We are told that the cedar and the workmen were sent by Hiram, the Tyrian king. But if the Israelitish palace had been built in the early part of David’s reign, this can hardly have been the case. Josephus, quoting from the Phœnician historian Menander, tells us that Hiram I., the son of Abibal, reigned thirty-four years (B.C. 969-936),[[473]] and since he was still alive in the twentieth year of Solomon’s reign (1 Kings ix. 10), it would have been Abibal rather than Hiram who first entered into commercial alliance with David.[[474]] Abibal seems, like David, to have been the founder of a dynasty, and his son and successor was the Solomon of Tyre. He constructed the two harbours of the city, restored the temples, and built for himself a sumptuous palace, while his ships traded to the Straits of Gibraltar in the west and to the Persian Gulf in the east.

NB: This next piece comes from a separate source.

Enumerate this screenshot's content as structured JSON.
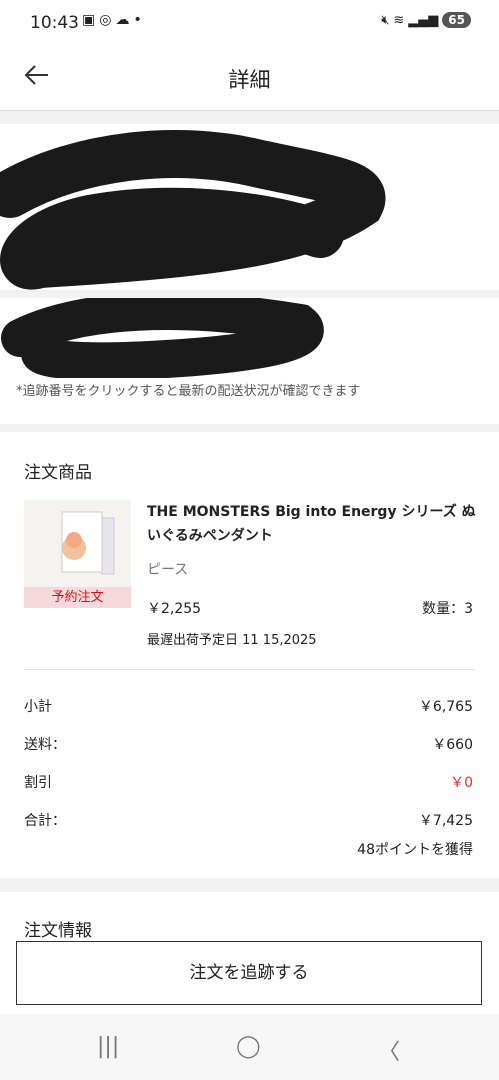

Jerusalem became the capital of the Israelitish king, and the choice was a sign of his usual sagacity. It was an ideal centre for a kingdom such as his. It lay midway between Judah and the northern tribes, and thus, as it were, bound them together. At the same time it belonged to neither; its associations were Canaanite, not Hebrew, and its choice as a royal residence could excite no jealousies. Moreover, this absence of past associations with the history of Israel enabled David to do with it as he liked; it contained nothing the destruction or alteration of which would offend the prejudices of his countrymen. Situated as it was on the borders of both Judah and Benjamin, it served to unite the houses of Saul and Jesse, and the mixed population which soon filled it—partly Jebusite, partly Jewish, and partly Benjaminite—was a symbol and visible token of that unification of races and interests in Palestine which it was the work of David’s reign to effect. In addition to all this, Jerusalem was a natural fortress, difficult to capture, easy to defend; it had behind it the traditions of a venerable past, and had once been the seat of a priest-king.
The spoils of foreign conquest allowed David to fortify and embellish it. Israel as yet had no trade of its own. The struggle with the Philistines had effectually prevented it from engaging in the commerce which had made the name of ‘Canaanite’ synonymous with that of ‘merchant.’ The Philistines had held possession of the highroads that ran through Palestine as well as of the southern line of coast; the coasts and harbours to the north were occupied by the Phœnicians. The capture of Joppa from the Zakkal first opened to Israel and Judah a way to the sea.